The complaint contends that the judges who certified the Minnesota and federal classes did not realize that Watts Guerra was not providing class notices to its clients. (According to the suit, Watts Guerra informed clients of the joint prosecution agreements more than a year after they were signed, and then only to let them know they didn’t need to opt out of the class.)
“Defendants effectively opted farmers out of the class proceedings without informing them of their options and rights,” the complaint alleges. “In short, the due process and equal protection rights of 60,000 farmers were not protected; they were not able to exercise their individual right to be part of the class or opt-out of it; they were not given court-approved notice that they were members of the class proceedings nor were they able to make their own choice in deciding whether or not to opt-out of the federal MDL and Minnesota classes.”
Watts told me there was nothing secret or improper about the joint prosecution agreements, which simply reflected the cooperation between his firm and lawyers for the class as they squeezed Syngenta. He said he obtained ethics opinions okaying the agreements before he signed them. His press release said the complaint “is not worth the paper it is written on, nor the ink it took to pollute the pages of (the) petition.”
It’s obviously within the bounds of ethics for a lawyer to advise clients to opt out of a class action settlement if you think you can get a better deal for them. Watts may well have thought he could use the leverage of his enormous inventory of cases to obtain a premium for his clients. But according to the complaint, his clients will end up with the same terms as class members who weren’t represented by Watts Guerra - except they’ll also have to pay contingency fees. (Watt declined to say whether he would seek to enforce his private fee agreements but did say the MDL lawyer has the inherent power to oversee his fees.)
Lead counsel in the federal Syngenta MDL – Don Downing of Gray Ritter & Graham, Patrick Stueve of Stueve Siegel Hanson, Scott Powell of Hare Wynn Newell & Newton and William Chaney of Gray Reed & McGraw – sent an email statement in response to my email asking about allegations that they colluded with Watts to exclude his clients from the class. (They are not named as defendants in the suit.)

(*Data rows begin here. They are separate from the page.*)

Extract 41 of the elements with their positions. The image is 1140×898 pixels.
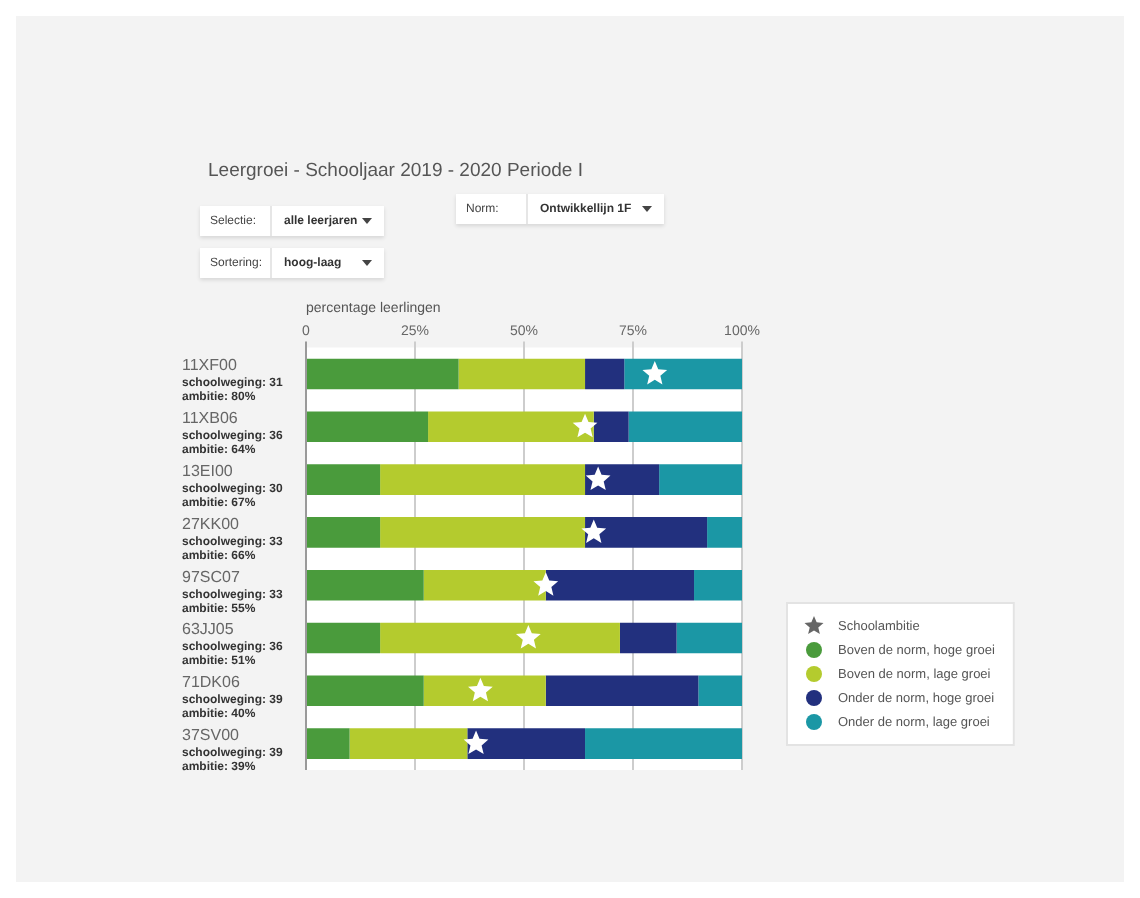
bar [545,675,699,707]
bar [423,569,546,601]
bar [628,411,742,443]
point [463,730,489,755]
bar [380,464,586,495]
bar [585,358,625,390]
bar [307,411,429,443]
bar [307,728,350,759]
bar [307,675,424,707]
bar [428,411,594,443]
bar [624,358,742,390]
bar [458,358,586,390]
point [533,572,559,596]
bar [349,728,468,759]
bar [307,464,381,495]
bar [698,675,742,707]
bar [707,517,742,548]
bar [423,675,546,707]
bar [307,517,381,548]
point [642,361,668,385]
bar [380,622,620,654]
point [516,625,541,649]
bar [619,622,677,654]
bar [593,411,629,443]
bar [585,728,742,759]
bar [545,569,695,601]
point [585,466,611,491]
point [468,677,493,702]
bar [307,358,459,390]
bar [585,517,708,548]
chart-title: Leergroei - Schooljaar 2019 - 2020 Periode I [208,160,583,182]
bar [585,464,660,495]
point [572,413,598,438]
bar [659,464,742,495]
bar [380,517,586,548]
bar [694,569,742,601]
bar [307,569,424,601]
bar [676,622,742,654]
bar [467,728,586,759]
point [581,519,607,543]
bar [307,622,381,654]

“All joint prosecution agreements, including the one in question in this lawsuit, were disclosed to the court,” the statement said. “It included provisions concerning any potential future payments of common benefit assessments that would be awarded by the court for work done on the cases by lead counsel only if the MDL class cases were ultimately not certified as a class action ... Because we reached a nationwide class settlement agreement, such provisions for future payments of common benefit assessments do not apply. Mr. Watts’ clients after fully informed consent still have a right to opt out. The fully disclosed JPA agreement simply set up a mechanism for his clients who filed individual actions to do so after being fully informed of their rights.”